VigneshwarJ · 2025-11-23T22:39:57Z

The above mentioned PR #157559 is reverted due to increased stack size and stack overflow when the stack size is very low. This was due to way the MSSAU was updated. I have a fix for that, but there were issues raised for performance regression with that change. So I wanted to see if removing this optimization would be a good way. Else I will raise a PR again for the #157559 again with those fixes.

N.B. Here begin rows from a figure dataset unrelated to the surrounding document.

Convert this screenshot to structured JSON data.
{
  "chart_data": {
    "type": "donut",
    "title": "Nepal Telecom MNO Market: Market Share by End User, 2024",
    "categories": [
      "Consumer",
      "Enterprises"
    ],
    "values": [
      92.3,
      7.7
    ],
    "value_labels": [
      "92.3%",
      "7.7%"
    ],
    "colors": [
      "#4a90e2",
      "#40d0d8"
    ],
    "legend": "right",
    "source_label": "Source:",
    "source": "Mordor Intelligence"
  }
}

github-actions · 2025-11-23T23:38:23Z

✅ With the latest revision this PR passed the C/C++ code formatter.

VigneshwarJ · 2025-12-04T18:20:20Z

Pinging for review, if this is not a viable solution, This the reland PR with the fix for stack overflow on smaller stack size. #170204

arsenm · 2025-12-04T18:52:50Z

llvm/test/Transforms/IndVarSimplify/sink-trapping.ll

@@ -1,19 +0,0 @@
-; RUN: opt < %s -passes=indvars -S | FileCheck %s


Probably shouldn't be deleting tests?

arsenm · 2025-12-04T18:55:30Z

Tried sinking the invariant memory instructions, but that causes performance regression in small cases

Probably more worthwhile to investigate those directly? Just ripping out an optimization that sounds obviously useful doesn't seem like the right strategy

VigneshwarJ · 2025-12-04T23:45:10Z

That's a fair point.
However, this sinking logic was broken for a long time (double iteration skipped a lot of instructions) until fixed recently in #135205. That fix exposed a major issue: it doesn't sink invariant memory instructions, which extends their liveness range to the exit block and causes significant register spills.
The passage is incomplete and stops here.